There are the leads: Scott Eastwood, with his veins literally pumping out of his perfectly chiseled arms (he tells me he’s just done push ups...) in an olive Lacoste T-shirt. And petite, doll-like Britt Robertson, who’s on the absolute brink of superstardom — which the release of this movie and Tomorrowland, (in which she stars with George Clooney, coming out in June) will surely catapult. And then there's the writer, Nicholas Sparks. The iconic American author, he's a man that has practically created his own genre in Hollywood. (No, really. The only other author, aside from Shakespeare, with more movies is Stephen King.) I introduce myself, and he tells me that he’s used my name as a character in one of his novels before. I feel flattered, and silly for purely researching his background (from Nebraska but adores North Carolina) and his novel-to-movie ratio (11 out of 17 and no signs of stopping), because until I was staring straight across into that continually-creating-best-sellers soul of his, it didn’t even cross my mind that before this moment I didn’t even know what the man looked like. The three of them: overwhelmingly comfortable with one another, clearly on a tight schedule, but still showing a palpable anticipation for what was to come, which I can only guess is the movie’s release.
The film, based on Sparks’ book by the same name, follows Sophia (Robertson), a senior at Wake Forest, preparing to graduate and move to New York to work in an art gallery, until she meets Luke Collins (Eastwood), the down-home Southern gentleman and bull rider. On their first date, they come across an older man, Ira (Alan Alda) and their journey becomes forever — and charmingly — intertwined with his life.
While it is a love story (come on, it’s Nicholas Sparks), there’s more to it than boy and girl meet and fall in love. There’s bull riding and rodeo cowboys like Luke; a role that Eastwood thinks he was well prepared for, maybe or maybe not from having one of the notorious Western film stars to ever grace the screen (Clint Eastwood!) as a dad. “You know I think just the way I grew up … I felt really comfortable in this world with these guys. This is stuff I like to do … ride horses or go fishing. My dad’s got a huge ranch up in Northern California that I grew up going to as a kid … I connected with it before even doing the film … And I was like well … I got this, I know this world. It was great.”

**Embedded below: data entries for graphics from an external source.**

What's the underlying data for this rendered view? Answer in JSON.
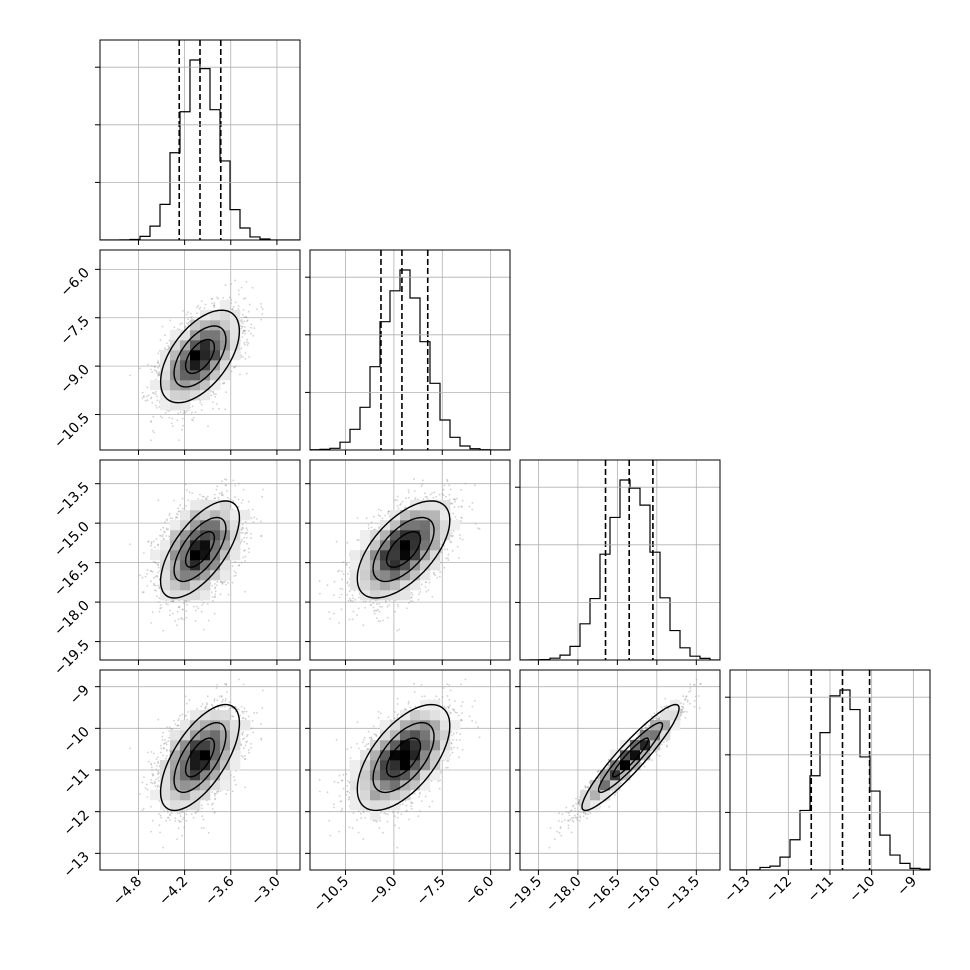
{
  "chart_data": {
    "type": "corner",
    "grid": true,
    "parameters": [
      {
        "range": [
          -5.3,
          -2.7
        ],
        "ticks": [
          -4.8,
          -4.2,
          -3.6,
          -3.0
        ],
        "tick_labels": [
          "−4.8",
          "−4.2",
          "−3.6",
          "−3.0"
        ],
        "quantiles": [
          -4.27,
          -4.0,
          -3.73
        ],
        "mean": -4.0,
        "sd": 0.25
      },
      {
        "range": [
          -11.6,
          -5.4
        ],
        "ticks": [
          -10.5,
          -9.0,
          -7.5,
          -6.0
        ],
        "tick_labels": [
          "−10.5",
          "−9.0",
          "−7.5",
          "−6.0"
        ],
        "quantiles": [
          -9.4,
          -8.75,
          -7.95
        ],
        "mean": -8.7,
        "sd": 0.7
      },
      {
        "range": [
          -20.2,
          -12.6
        ],
        "ticks": [
          -19.5,
          -18.0,
          -16.5,
          -15.0,
          -13.5
        ],
        "tick_labels": [
          "−19.5",
          "−18.0",
          "−16.5",
          "−15.0",
          "−13.5"
        ],
        "quantiles": [
          -16.95,
          -16.05,
          -15.15
        ],
        "mean": -16.0,
        "sd": 0.9
      },
      {
        "range": [
          -13.4,
          -8.6
        ],
        "ticks": [
          -13,
          -12,
          -11,
          -10,
          -9
        ],
        "tick_labels": [
          "−13",
          "−12",
          "−11",
          "−10",
          "−9"
        ],
        "quantiles": [
          -11.45,
          -10.7,
          -10.05
        ],
        "mean": -10.7,
        "sd": 0.62
      }
    ],
    "correlations": {
      "0-1": 0.55,
      "0-2": 0.65,
      "0-3": 0.65,
      "1-2": 0.6,
      "1-3": 0.6,
      "2-3": 0.93
    }
  }
}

But then there’s the deeper aspect of the story. The choices you have to make and the acknowledgement that love is actually really freaking hard — even in Nicholas Sparks novels.
And this particular picture laid out a realistic choice that many twenty-somethings have to make: Leave everything behind for the dream job or pursue love instead. Being in the room with the author, I wasn’t about to pass up an opportunity to gauge his thoughts on the theme of “love is sacrifice” and if his characters made the right choices or if they were sitting around with regrets.
“You know anyone can bring what they want to the story and I have mine and it’s no more valid than yours…” he says.
Robertson chimes in, “The point and the reason, or what I want audiences to take away from the movie is that, you know, relationships don’t work because they’re meant to be and because these people are perfect for each other. that’s just the end of the story, you know? End of movie.”
She continues, clearly having analyzed this. “I think the point is that these two people care enough about each other that they’re willing to put in the work and they’re willing to make sacrifices and they’re willing to make choices so that they can be together in life.”
In true authorial fashion, Sparks leaves us all to draw our own conclusions.
“And I think that’s the wonderful thing: what happens next… Right?... There is no right answer.”
The Longest Ride is in theaters today.